Other store receipts with high levels of BPA include CVS, KFC, Whole Foods, WalMart and the US Postal Service. Receipts from Target, Starbucks, and Bank of America ATM’s were BPA-free or contained only trace amounts.   [Emax Health, EWG Lab Tests Confirm BPA on Customer Receipts, 7/27/2010]

In Hawaii, Longs Drugs is owned and run by CVS.

The article also notes that BPA can be transferred from the hands to the mouth after handling a store receipt.

The EWG test results are here. It also include tips for minimizing exposure. Most, of course, involve not taking receipts at all (such as at gas pumps). They also advise against the use of alcohol hand disinfectants which can increase absorption of BPA.

The report has tables summarizing test results, but highlighted its findings at Safeway:

Safeway supermarket receipts had the highest levels by several measures. Safeway receipts had 3 of the top 6 highest overall BPA levels. A store in the District of Columbia had the greatest total estimated mass of BPA (41 milligrams). A Berkeley, CA Safeway had the highest concentration of BPA relative to the paper mass (2.8 percent of the receipt weight). Safeway was one of two retailers that had detectable BPA in all three store locations sampled.

Although the EWG study is the most definitive to-date, there have been other alarms raised. See, for example, Concerned about BPA: Check your receipts (Science News, 10/7/2009). That article warned about BPA transferring from cash register receipts to the hands and then to foods, or entering the blood through skin absorption.

The EWG study outlines some of the health risks and then identifies cashiers, some of whom may be pregnant while at work, as particularly at risk:

Frequent exposures to relatively large amounts of BPA in receipts are an obvious concern to every shopper, but even more so to the legions of people who staff cash registers and bag groceries at tens of thousands of retailers across the country. These workers handle BPA-loaded receipts hundreds of times a day, with as yet unknown consequences for their health (Biedermann et al 2010).
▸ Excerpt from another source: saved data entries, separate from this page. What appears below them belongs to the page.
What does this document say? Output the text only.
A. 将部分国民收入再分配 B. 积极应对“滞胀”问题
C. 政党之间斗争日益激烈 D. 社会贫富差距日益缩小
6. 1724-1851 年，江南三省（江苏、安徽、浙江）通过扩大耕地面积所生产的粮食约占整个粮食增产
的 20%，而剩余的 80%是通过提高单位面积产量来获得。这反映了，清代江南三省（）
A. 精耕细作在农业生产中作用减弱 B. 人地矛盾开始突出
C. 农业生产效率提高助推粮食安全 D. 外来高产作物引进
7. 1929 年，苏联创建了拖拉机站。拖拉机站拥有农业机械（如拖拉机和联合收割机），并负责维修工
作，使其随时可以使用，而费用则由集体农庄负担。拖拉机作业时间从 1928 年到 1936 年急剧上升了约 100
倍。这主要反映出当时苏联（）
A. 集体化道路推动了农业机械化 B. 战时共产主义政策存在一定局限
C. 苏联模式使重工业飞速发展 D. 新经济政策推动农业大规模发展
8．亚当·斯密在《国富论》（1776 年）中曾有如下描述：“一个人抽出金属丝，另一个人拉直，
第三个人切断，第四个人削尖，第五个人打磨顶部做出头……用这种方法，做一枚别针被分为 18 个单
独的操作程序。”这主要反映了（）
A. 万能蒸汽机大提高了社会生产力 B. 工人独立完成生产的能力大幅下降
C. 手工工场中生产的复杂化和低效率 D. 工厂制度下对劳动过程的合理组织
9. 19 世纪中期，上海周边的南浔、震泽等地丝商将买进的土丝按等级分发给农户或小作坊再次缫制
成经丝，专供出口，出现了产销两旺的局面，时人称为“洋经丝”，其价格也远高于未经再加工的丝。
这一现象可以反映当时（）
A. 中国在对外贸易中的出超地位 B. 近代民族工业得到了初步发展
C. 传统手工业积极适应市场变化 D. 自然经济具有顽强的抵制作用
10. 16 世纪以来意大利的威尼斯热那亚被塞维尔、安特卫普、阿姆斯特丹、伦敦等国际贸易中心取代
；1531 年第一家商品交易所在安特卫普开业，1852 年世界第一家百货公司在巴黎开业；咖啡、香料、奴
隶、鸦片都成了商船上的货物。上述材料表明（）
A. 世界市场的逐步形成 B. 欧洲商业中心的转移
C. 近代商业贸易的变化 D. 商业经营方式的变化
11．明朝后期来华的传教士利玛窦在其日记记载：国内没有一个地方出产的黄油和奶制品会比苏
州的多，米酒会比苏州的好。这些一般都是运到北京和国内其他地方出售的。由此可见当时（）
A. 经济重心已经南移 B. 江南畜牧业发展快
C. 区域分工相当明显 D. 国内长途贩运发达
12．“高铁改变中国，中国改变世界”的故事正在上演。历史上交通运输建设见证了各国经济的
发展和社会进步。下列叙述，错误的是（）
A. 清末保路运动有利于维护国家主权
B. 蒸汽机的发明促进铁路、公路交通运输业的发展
According to the U.S. Department of Labor’s Bureau of Labor Statistics, as of May 2009, the two largest U.S. occupations were “retail salespersons” and “cashiers,” with more than 7 million Americans in those jobs.

Retail workers carry an average of 30 percent more BPA in their bodies than other adults, It is unclear how much BPA-coated receipts contribute to people's total exposure to the ubiquitous plastics chemical. What is certain, however, is that since many retail outlets already use BPA-free paper for their receipts, this is one source of contamination that could easily be eliminated completely.

The study also outlined its view of the health risks:

In animal tests, scientists have produced evidence that BPA can induce abnormal reproductive system development, diminished intellectual capacity and behavioral abnormalities and can set the stage for other serious conditions, such as reproductive system cancer, obesity, diabetes, early puberty, resistance to chemotherapy, asthma and cardiovascular system disorders. It has caused epigenetic changes, meaning alterations in the way genes switch off and on and genetic changes that can be passed on to the next generations.

It would seem that Safeway cashiers, in particular, might want to take this up with their employers, who could easily provide BPA-free cash register paper.